This uncertainty will no doubt operate to the benefit of suppliers and developers in the short term, but there is a significant risk that:

  1. The courts will look to adapt the principles of tort to fit the new paradigms created by AI - tort law has traditionally been the way the courts have addressed changes in society, and there is no reason to believe that AI will be an exception to this.

  3. The existing product liability regime will likely come into play. The principles of product liability depend on negligent design, negligent manufacture and breach of a duty to warn, and its scope extends to parties involved in manufacture, sale and distribution of a product. The first challenge here will be the point noted above – whether AI in fact counts as a product or a service. Even if that challenge was surmounted, we would expect that difficulties in determining exactly where the defect occurred in the supply chain will come to bear if the outcome complained of has stemmed from a feature of autonomous machine learning.

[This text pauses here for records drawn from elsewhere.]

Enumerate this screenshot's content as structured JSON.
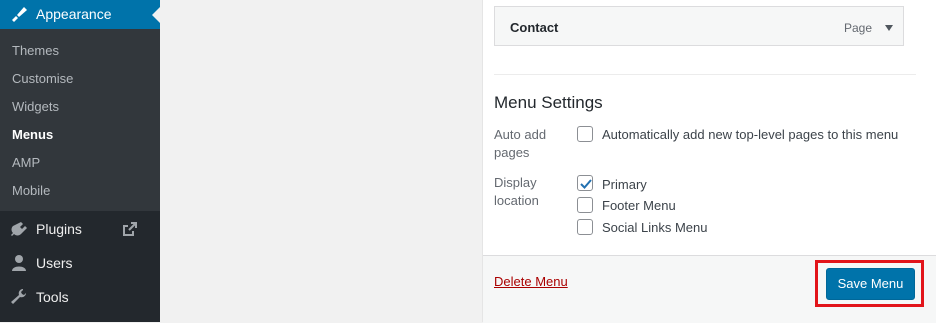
{
  "sidebar": {
    "current_menu": {
      "label": "Appearance",
      "icon": "paintbrush-icon"
    },
    "submenu": [
      {
        "label": "Themes",
        "current": false
      },
      {
        "label": "Customise",
        "current": false
      },
      {
        "label": "Widgets",
        "current": false
      },
      {
        "label": "Menus",
        "current": true
      },
      {
        "label": "AMP",
        "current": false
      },
      {
        "label": "Mobile",
        "current": false
      }
    ],
    "items": [
      {
        "label": "Plugins",
        "icon": "plugin-icon",
        "extra_icon": "external-link-icon"
      },
      {
        "label": "Users",
        "icon": "user-icon"
      },
      {
        "label": "Tools",
        "icon": "wrench-icon"
      }
    ],
    "colors": {
      "background": "#23282d",
      "submenu": "#32373c",
      "accent": "#0073aa"
    }
  },
  "menu_item": {
    "title": "Contact",
    "type": "Page"
  },
  "menu_settings": {
    "title": "Menu Settings",
    "auto_add": {
      "label_line1": "Auto add",
      "label_line2": "pages",
      "option": "Automatically add new top-level pages to this menu",
      "checked": false
    },
    "display_location": {
      "label_line1": "Display",
      "label_line2": "location",
      "options": [
        {
          "label": "Primary",
          "checked": true
        },
        {
          "label": "Footer Menu",
          "checked": false
        },
        {
          "label": "Social Links Menu",
          "checked": false
        }
      ]
    }
  },
  "footer": {
    "delete_label": "Delete Menu",
    "save_label": "Save Menu",
    "highlight_color": "#e2141a"
  }
}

  5. Any perceived lacuna in tortious (or indeed contractual) liability will generate the legal or political will to introduce regulations to forge liability where none may have existed at common law. The European Commission’s Comparative Law Study on Civil Liability for Artificial Intelligence3 notes that:

“The procedural and substantive hurdles along the way of proving causation coupled with the difficulties of identifying the proper yardstick to assess the human conduct complained of as faulty may make it very hard for victims of an AI system to obtain compensation in tort law as it stands.”

We expect that the measures which would most likely be introduced to modify the existing liability regime would include:

a. Introducing a strict liability regime to cover situations where remoteness or causation might otherwise prove a barrier to recovering against a supplier or developer;

b. An adapted duty of care, e.g. obligations on a supplier of AI systems to monitor and maintain those systems to control for unexpected outcomes due to machine learning;

c. Express allocation of liability on manufacturers for damage caused by defects in the products (even if those defects resulted from changes to the AI product after it had left the manufacturers control), or a strict liability regime on all manufacturers or producers;

d. Joint and several liability between manufacturers, developers, suppliers and retailers; and

e. Reversing the burden of proof, requiring the manufacturer or supplier to prove that the AI product was not the cause of the harm.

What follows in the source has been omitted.